Vessel downtime and the gradual closure of onshore production in 2019 hampered Namdeb’s diamond output, but a strong recovery is expected this year, it continues. Growth of 19.4% is forecast compared to the estimated contraction of nearly 20% in 2020.
“The sale of the Elizabeth Bay mine to Lewcor sees a new operator in the space for the first time in many years, an exciting development,” Cirrus says.
However, the analysts expect major growth in diamond output only from 2022, with the completion and introduction of Debmarine Namibia’s N$7-billion vessel.
Cirrus anticipates better uranium output in 2020, also a result from the lower base set in 2019. Growth of 17.5% is forecast compared to an estimated -29.9% last year.
“While global nuclear organisations talk about recovery, this is a very long-term outlook – over the next 10-20 years. We do not foresee a short-term recovery,” Cirrus says.
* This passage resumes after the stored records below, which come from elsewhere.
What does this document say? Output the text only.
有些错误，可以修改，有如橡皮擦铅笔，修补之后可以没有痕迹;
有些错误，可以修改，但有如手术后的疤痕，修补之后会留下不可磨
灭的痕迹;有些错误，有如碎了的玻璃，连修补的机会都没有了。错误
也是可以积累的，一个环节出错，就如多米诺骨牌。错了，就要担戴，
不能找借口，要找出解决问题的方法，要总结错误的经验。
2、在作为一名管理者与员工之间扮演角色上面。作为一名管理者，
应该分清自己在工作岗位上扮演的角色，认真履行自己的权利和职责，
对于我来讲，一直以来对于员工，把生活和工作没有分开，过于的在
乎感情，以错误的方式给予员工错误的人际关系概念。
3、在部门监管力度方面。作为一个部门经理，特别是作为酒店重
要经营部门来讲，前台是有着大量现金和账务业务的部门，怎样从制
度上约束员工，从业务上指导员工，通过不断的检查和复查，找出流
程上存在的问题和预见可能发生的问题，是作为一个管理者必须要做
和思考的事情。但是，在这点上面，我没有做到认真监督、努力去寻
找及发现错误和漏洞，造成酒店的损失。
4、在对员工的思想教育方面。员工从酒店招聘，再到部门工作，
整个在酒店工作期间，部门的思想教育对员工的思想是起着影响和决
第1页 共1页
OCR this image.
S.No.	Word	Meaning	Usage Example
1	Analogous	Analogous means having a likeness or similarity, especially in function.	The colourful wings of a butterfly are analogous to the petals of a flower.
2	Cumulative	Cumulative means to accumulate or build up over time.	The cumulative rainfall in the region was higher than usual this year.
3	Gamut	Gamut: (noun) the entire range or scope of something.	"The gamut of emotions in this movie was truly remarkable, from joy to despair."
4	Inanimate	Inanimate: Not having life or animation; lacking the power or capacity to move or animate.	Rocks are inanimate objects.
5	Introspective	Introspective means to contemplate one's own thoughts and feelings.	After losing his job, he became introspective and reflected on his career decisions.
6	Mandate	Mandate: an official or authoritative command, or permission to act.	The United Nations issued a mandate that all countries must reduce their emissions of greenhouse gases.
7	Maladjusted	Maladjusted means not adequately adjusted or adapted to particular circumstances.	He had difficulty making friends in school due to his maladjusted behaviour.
SS expects the diamond and uranium subsectors to “remain strained as long as the trade war [between the US and China] persists”.
Although the overall outlook for mining this year is more upbeat than for 2019, the long-term wellbeing of the industry remains a concern, Cirrus says.
“Many of the large-scale mining operations are nearing their full life of mine. Very few new operations are starting up – and those which do are small. While there is some exploration activity, particularly in uranium and gold interests, the land-locking of exploration licences and concerns over Namibia as an investment jurisdiction have halted the mine pipeline,” Cirrus elaborates.
“The mining industry plays an important role, not only in employment or revenue for the state (income tax, corporate tax, VAT, royalties), but also in foreign currency earnings through exports. With several of Namibia’s major mines nearing their life of mine in the coming decade, and no new major developments on the cards, the longer-term outlook for mining is bleak,” they say.
IJG think the biggest drag on the economy in 2020 will be low levels of investment, “without which there will not be much reprieve for secondary industries such as construction and manufacturing”.
“The spill-over effect of this is struggling tertiary industries, particularly consumer spending which will remain low as household incomes remain under pressure,” says IJG.
According to Cirrus, “a combination of the lack of policy reform, the direction of policy reform and the rate of policy reform will be a huge drag on growth this year”.
“Without a dramatic investment climate change for the better, we do not foresee a material growth recovery. Further, the policy changes that are taking place are taking us in the wrong direction, and the rate of change to turn the ship around is far too slow.
“Namibia could be a high-income country within a decade with the right policy, however we are on the opposite trajectory at preset, with per capita GDP falling, not increasing.
“Moreover, fiscal risks are highly weighted to the downside, with major risks to revenue, and to deficit funding, and there is a material risk that government runs short of funds towards the end of the year again. If this happens, it will present a major risk for late 2020 and into 2021,” Cirrus says.